Я замолчал. Все уже сказалось. Дыхание мое сбилось, и я не мог продолжать. Алексей Михайлович внимательно, чуть с недоумением смотрел на меня. Я это увидел, когда поднял к нему глаза. И я тоже, не отрываясь, смотрел на него и почувствовал, что в его недоумении есть еще что-то, чего я сразу уловить не смог. Но это «что-то» было и с каждой секундой выявлялось все отчетливее. И только потом, опустив глаза и снова быстро подняв их, я увидел, что такое было это «что-то». Это была жалость. Да, это была жалость. Она вытеснила недоумение и заполнила весь его взгляд, без остатка. Но она (и это я ощутил внутри) была особого рода: не от презрения, но и не от сострадания. Она как бы относилась не просто ко мне самому, но еще и к чему-то во мне.

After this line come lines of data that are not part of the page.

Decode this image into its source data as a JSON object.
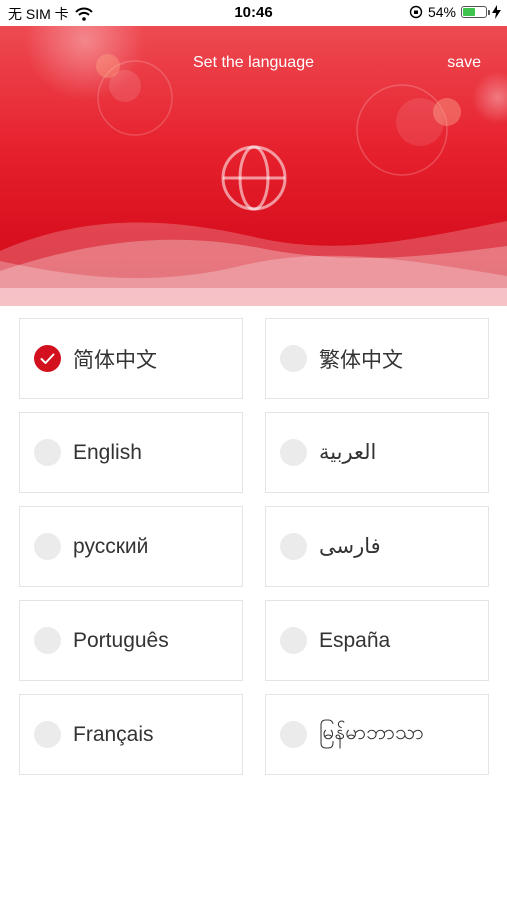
{
  "status_bar": {
    "carrier": "无 SIM 卡",
    "time": "10:46",
    "battery_percent": "54%",
    "battery_level": 0.54
  },
  "header": {
    "title": "Set the language",
    "save_label": "save",
    "accent_color": "#e6202d"
  },
  "languages": [
    {
      "label": "简体中文",
      "selected": true
    },
    {
      "label": "繁体中文",
      "selected": false
    },
    {
      "label": "English",
      "selected": false
    },
    {
      "label": "العربية",
      "selected": false
    },
    {
      "label": "русский",
      "selected": false
    },
    {
      "label": "فارسی",
      "selected": false
    },
    {
      "label": "Português",
      "selected": false
    },
    {
      "label": "España",
      "selected": false
    },
    {
      "label": "Français",
      "selected": false
    },
    {
      "label": "မြန်မာဘာသာ",
      "selected": false
    }
  ]
}
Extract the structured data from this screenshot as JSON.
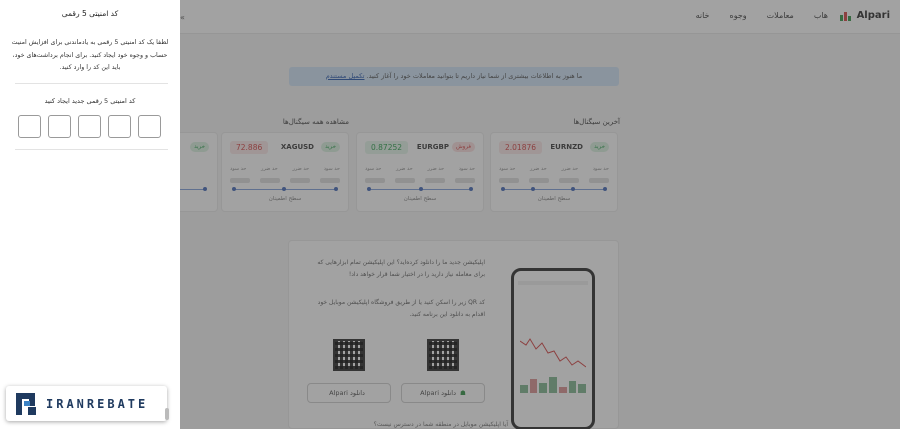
{
  "header": {
    "logo": "Alpari",
    "nav": [
      "خانه",
      "وجوه",
      "معاملات",
      "هاب"
    ]
  },
  "banner": {
    "text": "ما هنوز به اطلاعات بیشتری از شما نیاز داریم تا بتوانید معاملات خود را آغاز کنید.",
    "link": "تکمیل مستندم"
  },
  "sections": {
    "latest_signals": "آخرین سیگنال‌ها",
    "view_all": "مشاهده همه سیگنال‌ها"
  },
  "signals": [
    {
      "symbol": "EURNZD",
      "tag": "خرید",
      "tag_type": "buy",
      "price": "2.01876",
      "price_color": "red",
      "labels": [
        "حد سود",
        "حد ضرر",
        "حد ضرر",
        "حد سود"
      ],
      "level": "سطح اطمینان"
    },
    {
      "symbol": "EURGBP",
      "tag": "فروش",
      "tag_type": "sell",
      "price": "0.87252",
      "price_color": "green",
      "labels": [
        "حد سود",
        "حد ضرر",
        "حد ضرر",
        "حد سود"
      ],
      "level": "سطح اطمینان"
    },
    {
      "symbol": "XAGUSD",
      "tag": "خرید",
      "tag_type": "buy",
      "price": "72.886",
      "price_color": "red",
      "labels": [
        "حد سود",
        "حد ضرر",
        "حد ضرر",
        "حد سود"
      ],
      "level": "سطح اطمینان"
    }
  ],
  "promo": {
    "line1": "اپلیکیشن جدید ما را دانلود کرده‌اید؟ این اپلیکیشن تمام ابزارهایی که برای معامله نیاز دارید را در اختیار شما قرار خواهد داد!",
    "line2": "کد QR زیر را اسکن کنید یا از طریق فروشگاه اپلیکیشن موبایل خود اقدام به دانلود این برنامه کنید.",
    "android_btn": "دانلود Alpari",
    "ios_btn": "دانلود Alpari",
    "bottom": "آیا اپلیکیشن موبایل در منطقه شما در دسترس نیست؟"
  },
  "panel": {
    "title": "کد امنیتی 5 رقمی",
    "description": "لطفا یک کد امنیتی 5 رقمی به یادماندنی برای افزایش امنیت حساب و وجوه خود ایجاد کنید. برای انجام برداشت‌های خود، باید این کد را وارد کنید.",
    "code_label": "کد امنیتی 5 رقمی جدید ایجاد کنید",
    "code_values": [
      "",
      "",
      "",
      "",
      ""
    ]
  },
  "watermark": {
    "text": "IRANREBATE"
  },
  "colors": {
    "buy": "#229a45",
    "sell": "#d23b3b",
    "brand": "#1f3a5f",
    "banner": "#cfe3f6"
  }
}
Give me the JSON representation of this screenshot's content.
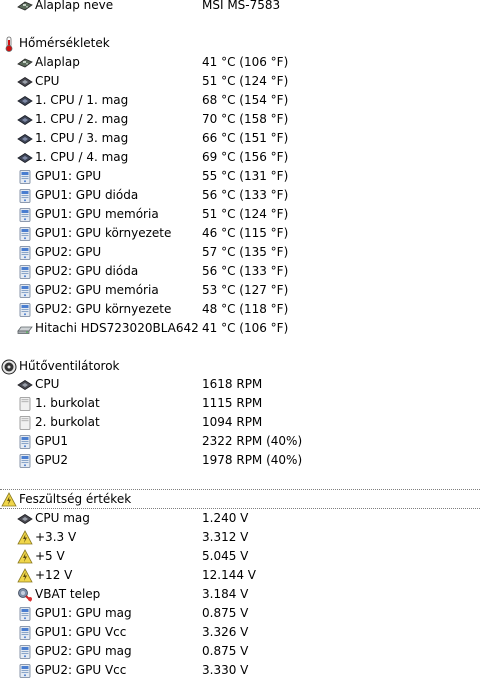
{
  "motherboard": {
    "label": "Alaplap neve",
    "value": "MSI MS-7583"
  },
  "temperatures": {
    "title": "Hőmérsékletek",
    "items": [
      {
        "label": "Alaplap",
        "value": "41 °C  (106 °F)",
        "icon": "motherboard-icon"
      },
      {
        "label": "CPU",
        "value": "51 °C  (124 °F)",
        "icon": "cpu-icon"
      },
      {
        "label": "1. CPU / 1. mag",
        "value": "68 °C  (154 °F)",
        "icon": "cpu-core-icon"
      },
      {
        "label": "1. CPU / 2. mag",
        "value": "70 °C  (158 °F)",
        "icon": "cpu-core-icon"
      },
      {
        "label": "1. CPU / 3. mag",
        "value": "66 °C  (151 °F)",
        "icon": "cpu-core-icon"
      },
      {
        "label": "1. CPU / 4. mag",
        "value": "69 °C  (156 °F)",
        "icon": "cpu-core-icon"
      },
      {
        "label": "GPU1: GPU",
        "value": "55 °C  (131 °F)",
        "icon": "gpu-icon"
      },
      {
        "label": "GPU1: GPU dióda",
        "value": "56 °C  (133 °F)",
        "icon": "gpu-icon"
      },
      {
        "label": "GPU1: GPU memória",
        "value": "51 °C  (124 °F)",
        "icon": "gpu-icon"
      },
      {
        "label": "GPU1: GPU környezete",
        "value": "46 °C  (115 °F)",
        "icon": "gpu-icon"
      },
      {
        "label": "GPU2: GPU",
        "value": "57 °C  (135 °F)",
        "icon": "gpu-icon"
      },
      {
        "label": "GPU2: GPU dióda",
        "value": "56 °C  (133 °F)",
        "icon": "gpu-icon"
      },
      {
        "label": "GPU2: GPU memória",
        "value": "53 °C  (127 °F)",
        "icon": "gpu-icon"
      },
      {
        "label": "GPU2: GPU környezete",
        "value": "48 °C  (118 °F)",
        "icon": "gpu-icon"
      },
      {
        "label": "Hitachi HDS723020BLA642",
        "value": "41 °C  (106 °F)",
        "icon": "hard-drive-icon"
      }
    ]
  },
  "fans": {
    "title": "Hűtőventilátorok",
    "items": [
      {
        "label": "CPU",
        "value": "1618 RPM",
        "icon": "cpu-icon"
      },
      {
        "label": "1. burkolat",
        "value": "1115 RPM",
        "icon": "case-icon"
      },
      {
        "label": "2. burkolat",
        "value": "1094 RPM",
        "icon": "case-icon"
      },
      {
        "label": "GPU1",
        "value": "2322 RPM  (40%)",
        "icon": "gpu-icon"
      },
      {
        "label": "GPU2",
        "value": "1978 RPM  (40%)",
        "icon": "gpu-icon"
      }
    ]
  },
  "voltages": {
    "title": "Feszültség értékek",
    "items": [
      {
        "label": "CPU mag",
        "value": "1.240 V",
        "icon": "cpu-icon"
      },
      {
        "label": "+3.3 V",
        "value": "3.312 V",
        "icon": "voltage-warning-icon"
      },
      {
        "label": "+5 V",
        "value": "5.045 V",
        "icon": "voltage-warning-icon"
      },
      {
        "label": "+12 V",
        "value": "12.144 V",
        "icon": "voltage-warning-icon"
      },
      {
        "label": "VBAT telep",
        "value": "3.184 V",
        "icon": "battery-icon"
      },
      {
        "label": "GPU1: GPU mag",
        "value": "0.875 V",
        "icon": "gpu-icon"
      },
      {
        "label": "GPU1: GPU Vcc",
        "value": "3.326 V",
        "icon": "gpu-icon"
      },
      {
        "label": "GPU2: GPU mag",
        "value": "0.875 V",
        "icon": "gpu-icon"
      },
      {
        "label": "GPU2: GPU Vcc",
        "value": "3.330 V",
        "icon": "gpu-icon"
      }
    ]
  }
}
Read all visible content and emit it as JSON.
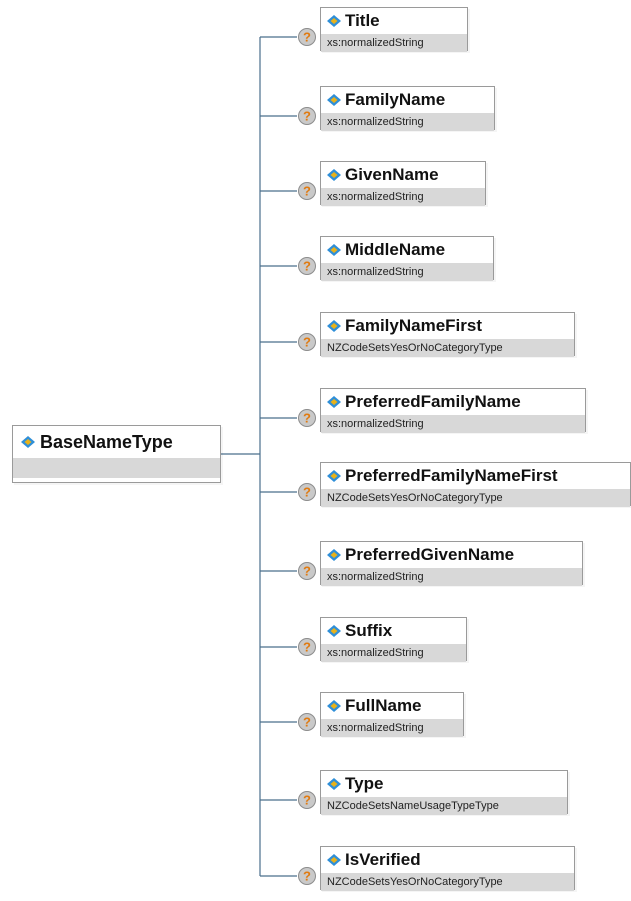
{
  "root": {
    "name": "BaseNameType",
    "type": ""
  },
  "elements": [
    {
      "name": "Title",
      "type": "xs:normalizedString"
    },
    {
      "name": "FamilyName",
      "type": "xs:normalizedString"
    },
    {
      "name": "GivenName",
      "type": "xs:normalizedString"
    },
    {
      "name": "MiddleName",
      "type": "xs:normalizedString"
    },
    {
      "name": "FamilyNameFirst",
      "type": "NZCodeSetsYesOrNoCategoryType"
    },
    {
      "name": "PreferredFamilyName",
      "type": "xs:normalizedString"
    },
    {
      "name": "PreferredFamilyNameFirst",
      "type": "NZCodeSetsYesOrNoCategoryType"
    },
    {
      "name": "PreferredGivenName",
      "type": "xs:normalizedString"
    },
    {
      "name": "Suffix",
      "type": "xs:normalizedString"
    },
    {
      "name": "FullName",
      "type": "xs:normalizedString"
    },
    {
      "name": "Type",
      "type": "NZCodeSetsNameUsageTypeType"
    },
    {
      "name": "IsVerified",
      "type": "NZCodeSetsYesOrNoCategoryType"
    }
  ],
  "optional_marker": "?",
  "colors": {
    "connector": "#4a6f8c",
    "type_bar": "#d8d8d8",
    "question_fill": "#c9c9c9",
    "gem_blue": "#2f8fd8",
    "gem_gold": "#e8b21a"
  },
  "icons": {
    "element": "element-gem-icon",
    "optional": "optional-question-icon"
  }
}
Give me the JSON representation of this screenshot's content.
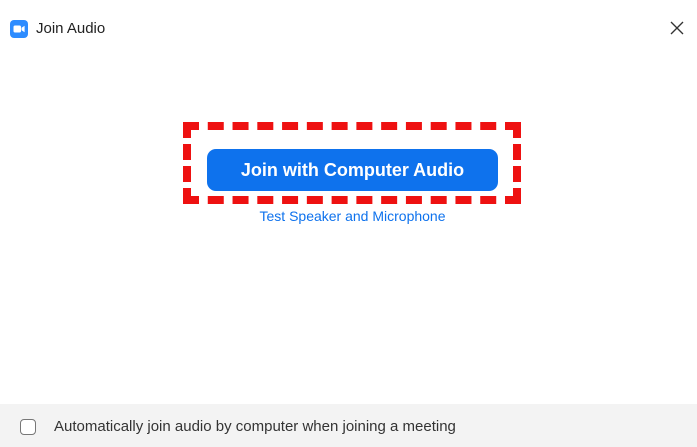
{
  "window": {
    "title": "Join Audio",
    "icon": "zoom-camera-icon",
    "close_icon": "close-icon"
  },
  "main": {
    "join_button_label": "Join with Computer Audio",
    "test_link_label": "Test Speaker and Microphone"
  },
  "footer": {
    "auto_join_label": "Automatically join audio by computer when joining a meeting",
    "auto_join_checked": false
  },
  "colors": {
    "accent": "#0e72ed",
    "highlight": "#ee1111",
    "footer_bg": "#f3f3f3"
  }
}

— Сколько тебе лет? — тихо спросил Алексей Михайлович.
— Двадцать четыре, — так же тихо и словно боясь что-то спугнуть или что-то нарушить звуком голоса ответил я.
— Двадцать четыре, — повторил он, и опять повторил: — Двадцать четыре. Я знаешь о чем подумал: я подумал, что вот живешь, живешь, а вдруг, в какую-то минуту очнешься (неизвестно почему) и почувствуешь, что жизнь проходит мимо.
— Куда?
— Не куда, а просто мимо. Ну, словно она, жизнь, как река, а ты на берегу стоишь и смотришь, как течет вода: она течет, а ты не движешься. А потом глянешь, а уже, к примеру, лет десять минуло и ты постарел. А она все течет. И умрешь, а она будет все течь и течь, и никакого ей не будет дела: стоишь ты на берегу или не стоишь, и вообще — ты ли это, или на месте, где стоял — могильный камень. Не знаю, наверное, не складно передаю, но — как передашь?! Не знаю. Вот тебе двадцать четыре, и ты еще не чувствуешь течения реки, потому что сам в ней. А потом, через года, сумеешь и с берега смотреть. Вот тогда и почувствуешь. Ведь стоит только раз из реки этой выйти и с берега на нее посмотреть, как уже не сможешь… по-старому. То есть и сам будешь в реке, в жизни, в течении, а все будет казаться, что со стороны, с берега смотришь.
— Так что же? — сказал я. — Лучше тогда, когда не думаешь? Когда не умеешь со стороны смотреть?
— Не лучше, но спокойнее. Как там говорилось у древних: чем больше мудрости, тем больше скорби. Так, кажется.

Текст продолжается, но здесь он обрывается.